Running Thread: Art, Iconoclasm, and Religious Diversity
January 23, 2023
One of my favorite pieces of art is a bold creation of the Jewish artist Marc Chagall. It bewilders and vexes.
Initially, it hit home but I couldn’t say fully what it meant. Was it Keats or Yeats who said good poetry connects in transcendent meaning and then we seek to articulate what we can of our understanding in mundane language? That can be said of all good art, and that’s how I felt about the “White Crucifixion.” It’s a counterpoint, for me, of another great cruciform piece from a different master of color and line: Georgia O’Keeffe’s “Black Cross, New Mexico.” Both pieces are held, luckily for Chicagoans, at the Art Institute of Chicago — a short walk from IA’s offices.
Chagall is lush in detail, and plain in the integration of Jewish persecution throughout the piece. Pogroms, refugees, burning villages, advancing troops, a fearful mother clutching her babe, the Biblical patriarchs and a sole matriarch in mourning, the Torah in flames. And then of course, Jesus, in a Jewish prayer shawl for his loincloth and a headcloth for his crown of thorns. Appropriation? I don’t think so. My own Christianity welcomes such depiction – and Jesus, I believe, is appropriately situated in his Jewishness. O’Keeffe’s piece emerges out of the sparse New Mexican desert, unadorned and regal.
Thinking about these pieces in light of recent conversations around the uses of religious imagery, I couldn’t help but think of a historical intra-Christian tension and continued practices around depictions of Jesus on (or absent from) the cross. The Catholic crucifix is defined by its inclusion of Jesus dying on the cross, emphasizing his torture and death. That bodily depiction is largely absent in renditions of the cross in the Churches of the Reformation. I have seen both in Orthodoxy, but my favorite and most ancient Coptic Orthodox crosses do not include Jesus – they mimic the aridity O’Keeffe saw in a different desert. Here’s one from my personal photos taken from a 3rd century headstone in Luxor, Egypt.
As for the raging intra-Christian tension, consider iconoclasm in Byzantine Christianity in the 8th and 9th centuries. Imperial and religious authorities literally smashed images – icons – of saints and religious figures. Reasons for this are debated by historians, who often see imperial and economic interests intersecting with theological interpretations of foundational precepts. Take, for example, the Ten Commandments and the prohibition of “graven images or likenesses” in Deuteronomy 5:8.

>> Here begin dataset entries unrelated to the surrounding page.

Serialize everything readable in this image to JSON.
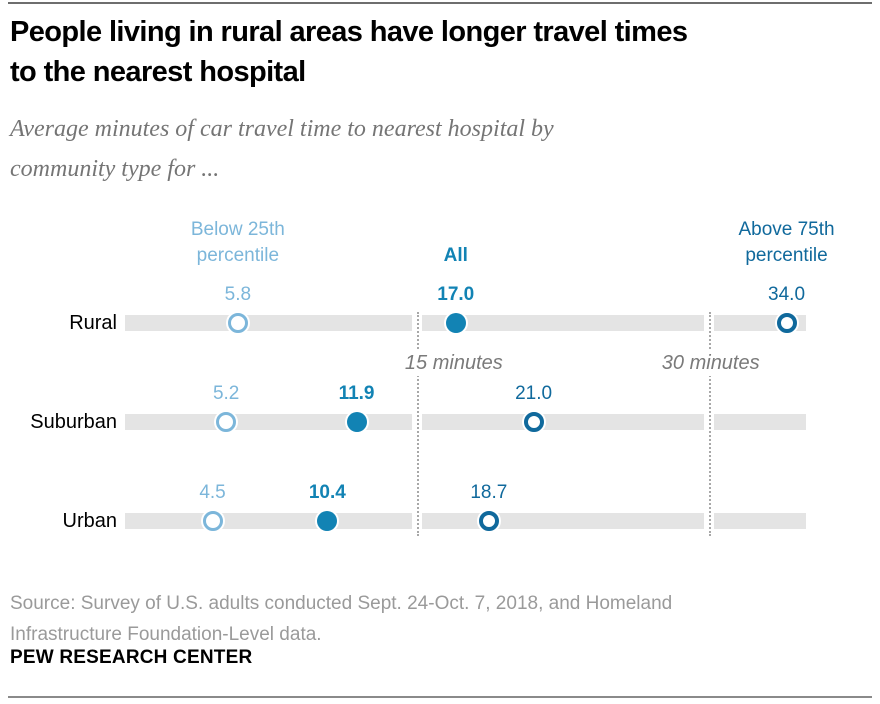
{
  "header": {
    "title_lines": [
      "People living in rural areas have longer travel times",
      "to the nearest hospital"
    ],
    "subtitle_lines": [
      "Average minutes of car travel time to nearest hospital by",
      "community type for ..."
    ]
  },
  "chart_data": {
    "type": "scatter",
    "subtype": "dot-plot",
    "unit": "minutes",
    "categories": [
      "Rural",
      "Suburban",
      "Urban"
    ],
    "series": [
      {
        "name": "Below 25th percentile",
        "key": "below",
        "values": [
          5.8,
          5.2,
          4.5
        ],
        "value_labels": [
          "5.8",
          "5.2",
          "4.5"
        ],
        "marker": "open-circle-light"
      },
      {
        "name": "All",
        "key": "all",
        "values": [
          17.0,
          11.9,
          10.4
        ],
        "value_labels": [
          "17.0",
          "11.9",
          "10.4"
        ],
        "marker": "filled-circle"
      },
      {
        "name": "Above 75th percentile",
        "key": "above",
        "values": [
          34.0,
          21.0,
          18.7
        ],
        "value_labels": [
          "34.0",
          "21.0",
          "18.7"
        ],
        "marker": "open-circle-dark"
      }
    ],
    "axis": {
      "min": 0,
      "max": 35,
      "gridlines": [
        {
          "value": 15,
          "label": "15 minutes"
        },
        {
          "value": 30,
          "label": "30 minutes"
        }
      ]
    },
    "legend_position": "column-headers-above-first-row",
    "grid": "vertical-dotted-only",
    "colors": {
      "below": "#7cb6da",
      "all": "#1283b4",
      "above": "#10699c",
      "bar": "#e4e4e4",
      "gridline": "#a8a8a8"
    }
  },
  "footer": {
    "source_lines": [
      "Source: Survey of U.S. adults conducted Sept. 24-Oct. 7, 2018, and Homeland",
      "Infrastructure Foundation-Level data."
    ],
    "brand": "PEW RESEARCH CENTER"
  }
}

The work of IA emphasizes that religious diversity matters in a unique way because it deals with the different things people hold most sacred. I believe that this lies at the root of religious difference and differentiates religious diversity from other forms of diversity. Religious difference overlaps with other forms of identity and belief but remains different in kind from gender, sexuality, race, or ethnicity. And, of course, debates over what is and is not sacred are present within traditions themselves. Some would say that those debates actually constitute traditions.
So what are we talking about when we talk about religion? Should you choose to go further I would recommend the ongoing column by that title in Criterion, by The University of Chicago Divinity School. It is more than meets the eye, stirs the heart, beckons the conscience, captures the imagination … and then some.